CREATING AN ACCEPTANCE OR YES-SET
The way in which we lead someone into agreement is not accidental. It is a deliberate structuring of their experience so that “yes” becomes the easiest and most natural response.
When we are influencing, teaching, or guiding someone into trance, our first task is often to create a mental and emotional “acceptance set” – a sequence of small agreements that gently orient the mind toward cooperation and openness.
This is sometimes called creating a yes-set.
Once the mind is already saying “yes” several times in a row, it becomes increasingly easy for it to continue agreeing, and increasingly difficult to break the pattern and suddenly say “no”.
The Power of Early Agreement
If we look at effective communicators – therapists, orators, sales people, or skilled negotiators – we notice a recurring pattern. They do not begin by confronting resistance or arguing with what someone believes. Instead, they begin by inviting agreement on simple, obvious points.
These initial agreements might seem trivial on the surface, but they serve a very important function. Each “yes” softens resistance. Each “yes” builds a rhythm. Each “yes” signals to the unconscious mind, “It is safe to follow along here.”
Rather than pushing against their listener, they gather a series of small acceptances, one after another, until the listener finds themselves flowing in the same direction.
Truisms: The Building Blocks of a Yes-Set
One of the easiest ways to create a yes-set in hypnosis is through the use of truisms.
A truism is a statement that is so obviously true, so universally recognisable, that it is almost impossible to disagree with it. When you use truisms, you are not trying to convince the client of anything controversial. You are simply describing experiences that they already know at some level.
For example:
“All of us have had the experience of walking along on a cold winter’s day and feeling the cold against our skin.”
This is not an opinion. It is not a suggestion yet. It is simply an undeniable description of a common experience.
When your client hears such a statement, their mind automatically checks it against their own experience and responds internally, “Yes, that’s true.” This internal “yes” is the beginning of the acceptance set.
Turning Truisms into Interactive Agreement
We can strengthen the yes-set even further by moving from simple statements into gentle interaction. Rather than only telling the client something, we invite them to confirm it in some way.
Continuing the previous example, you might say:
“And I’m sure you’ve felt how cold the winter wind can be against your skin, have you not?”
Here, you are not arguing, you are inviting. Most clients will nod their head or quietly say “yes” because the description matches their own memory.
If a response is not immediately obvious, you can simply guide the behaviour:
“You can gently nod your head up and down for ‘yes’, and back and forth for ‘no’. And you can remember how cold the winter’s wind can feel against your face, can you not?”
You are doing several things at once here:
- You are giving them a simple way to respond (nodding or shaking their head).
- You are continuing to use truisms about their sensory experience.
- You are reinforcing the pattern of “yes” at both a conscious and unconscious level.
Layering Sensory Truisms
Once the client has begun to agree and respond, you can deepen the acceptance set by layering further truisms that touch on different aspects of the same experience.
For example:
“And you remember how you can see your breath, like fog, in the cold air, don’t you?”
(Client nods.)
“And the longer you walk with your face or your bare hands exposed to that cold air, the more numb they feel, don’t they?”

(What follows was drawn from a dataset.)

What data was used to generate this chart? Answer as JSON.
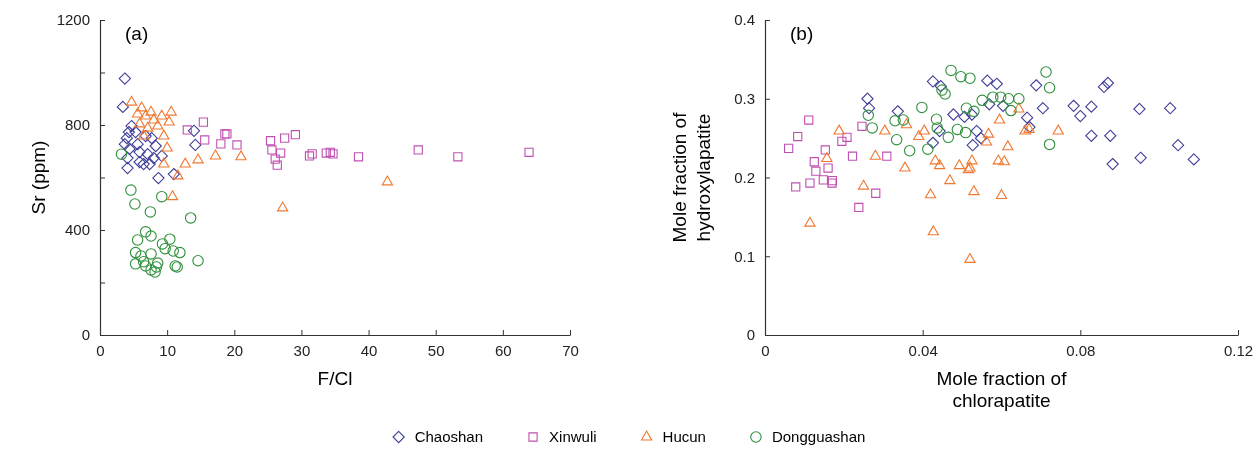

Each of these statements is still simply describing what most people already know to be true. There is no pressure, no conflict. The client continues to think or signal, “Yes… yes… yes.”
And then you can begin to bridge from the remembered physical experience into the internal, mental one:
“And so your mind remembers what that feeling of numbness is like.”
By this point, the client has already agreed with a sequence of undeniable experiences. They have nodded or thought “yes” repeatedly. You have moved from concrete sensory facts (cold air on the skin, seeing the breath, numb hands) to the more abstract idea that the mind remembers these sensations.
Why the Yes-Set Works
This type of sequence – a chain of truisms followed by gentle, guiding statements – makes it progressively harder for the client not to continue responding affirmatively.
Their mind has been:
- Agreeing with obvious truths.
- Nodding or signalling “yes.”
- Following along with each step naturally.
Once this “yes, yes, yes, yes” rhythm has been established, the transition into therapeutic suggestions is much smoother. The client is already in the habit of accepting what you say as fitting their experience.
In hypnosis and hypnotherapy, this is not about tricking or overpowering the client. Instead, it is about aligning with their reality, step by step, until their conscious and unconscious mind are both comfortable enough to follow you into deeper change.
By starting with what is undeniably true for them, you create a bridge of agreement that allows more helpful, transformative suggestions to be received and accepted.